Avec ce roman, André Fortin nous fait pénétrer dans les méandres peu reluisants de la politique française en Afrique francophone, « la françafrique », auprès de ces barbouzes conseillers militaires, soldats perdus dans des guerres pas très glorieuses, agissant en sous-main non seulement au nom des intérêts de l’État français mais plutôt pour le bénéfice de grands groupes industriels.
« Un gisement d’uranium découvert quelques mois auparavant constituait la pomme de discorde entre la France et son ancienne colonie. Paris s’était rendu compte, trop tard, que Cyrille Soumaré n’était peut-être pas l’homme de la situation.« 
Il dénonce le comportement de la France en Afrique qui, depuis près de cinquante ans, fait et défait les présidents à son bon vouloir. Il n’est qu’à se souvenir de l’affaire Elf, pas si lointaine, exemple criant de la « France-à-fric », et de ses millions de francs détournés.

L’auteur, ancien juge d’instruction, navigue à son aise dans les arcanes de ce monde, compliqué pour les profanes, entre pouvoir politique, judiciaire et policier, où les limites sont parfois imprécises et mouvantes. Sa narration est calme, posée, il prend le temps de la mise en place, avant celui de la mise en mouvement des personnages et de l’intrigue. Et la construction, en chapitres courts et alternés entre passé et présent, n’engendre ni la monotonie ni l’ennui.

Les personnages sont aussi très bien dessinés, de Galtier le juge intuitif et opiniâtre, à Juston le policier ami de celui-ci, toujours partagé entre son amitié pour le juge et le désir de maintenir l’indépendance de la police vis à vis de la justice.

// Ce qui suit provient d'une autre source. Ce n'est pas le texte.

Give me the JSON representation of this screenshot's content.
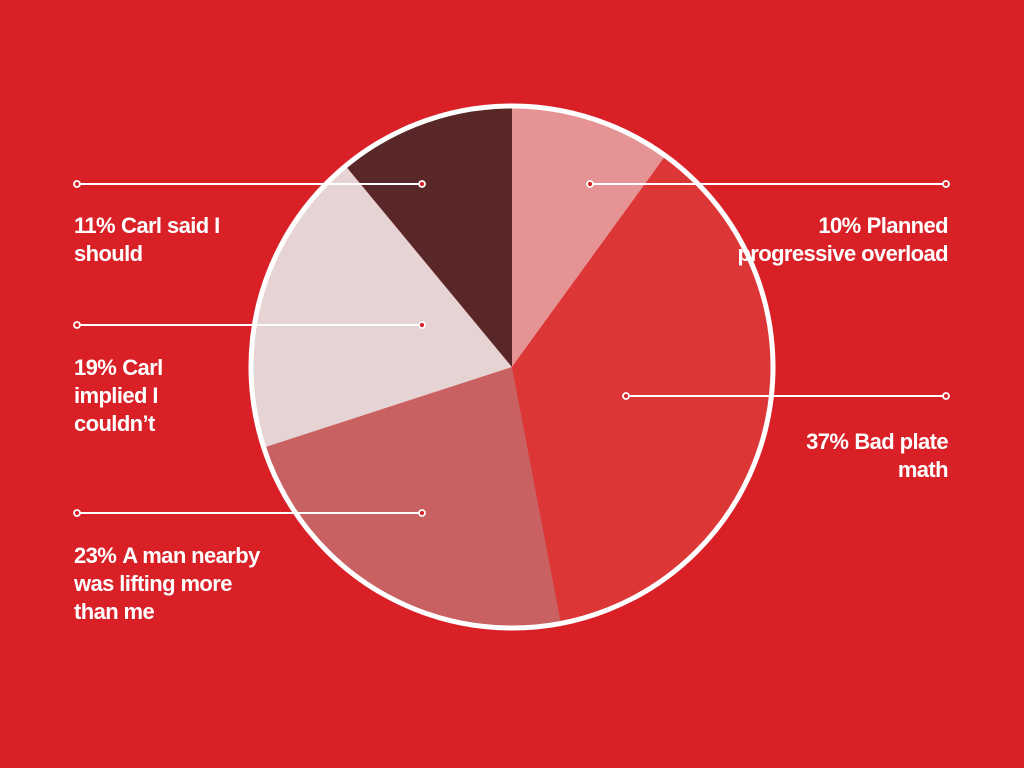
{
  "colors": {
    "background": "#d92027",
    "outline": "#ffffff",
    "leader": "#ffffff"
  },
  "chart_data": {
    "type": "pie",
    "title": "",
    "start": "top",
    "direction": "clockwise",
    "slices": [
      {
        "label": "Planned progressive overload",
        "value": 10,
        "percent_text": "10%",
        "color": "#e59394"
      },
      {
        "label": "Bad plate math",
        "value": 37,
        "percent_text": "37%",
        "color": "#dc3637"
      },
      {
        "label": "A man nearby was lifting more than me",
        "value": 23,
        "percent_text": "23%",
        "color": "#c96061"
      },
      {
        "label": "Carl implied I couldn’t",
        "value": 19,
        "percent_text": "19%",
        "color": "#e6d4d4"
      },
      {
        "label": "Carl said I should",
        "value": 11,
        "percent_text": "11%",
        "color": "#5a2729"
      }
    ]
  }
}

Avec une mention spéciale pour Ange Simeoni, sympathique voyou « à l’ancienne ».

Mais ceux pour lesquels j’ai le plus de tendresse sont Stanley Fabre, petit délinquant, qui aurait pu réussir dans la vie dans un cadre familial plus construit, et son attachement presque filial avec sa psychologue Mme Travers. Également Kervadec et Margot, dont l’aventure en pointillés, en raison du métier de Marc, aurait pu être bien plus belle. Kervadec qui, malgré ce qui lui en coûte, avec cette noblesse d’âme et ce sens du devoir hérités de son passé de soldat, va aller jusqu’au bout de son engagement.

J’ai également apprécié le ton très ensoleillé et méridional de son écriture, au travers de ce voyage dans l’espace et dans le temps, de Marseille et de ses calanques, jusqu’à ces états Africains où la République française, sous couvert de coopération militaire ou économique, orchestre bien des turpitudes.
Pour ma part, un très bon moment de lecture.

L’auteur :

Fortin-NB1André Fortin est né en 1946 en Algérie. Son père y était alors en poste comme « honorable correspondant » de ce que l’on nommait jadis « La Piscine »(DGSE).
Magistrat depuis de nombreuses années, tour à tour juge d’instruction, juge pour enfant, conseiller à la Cour d’Appel ou vice-président du tribunal, André Fortin est un professionnel aguerri qui, n’en doutons pas, connaît mieux que quiconque tous les recoins et autres arcanes de la Justice.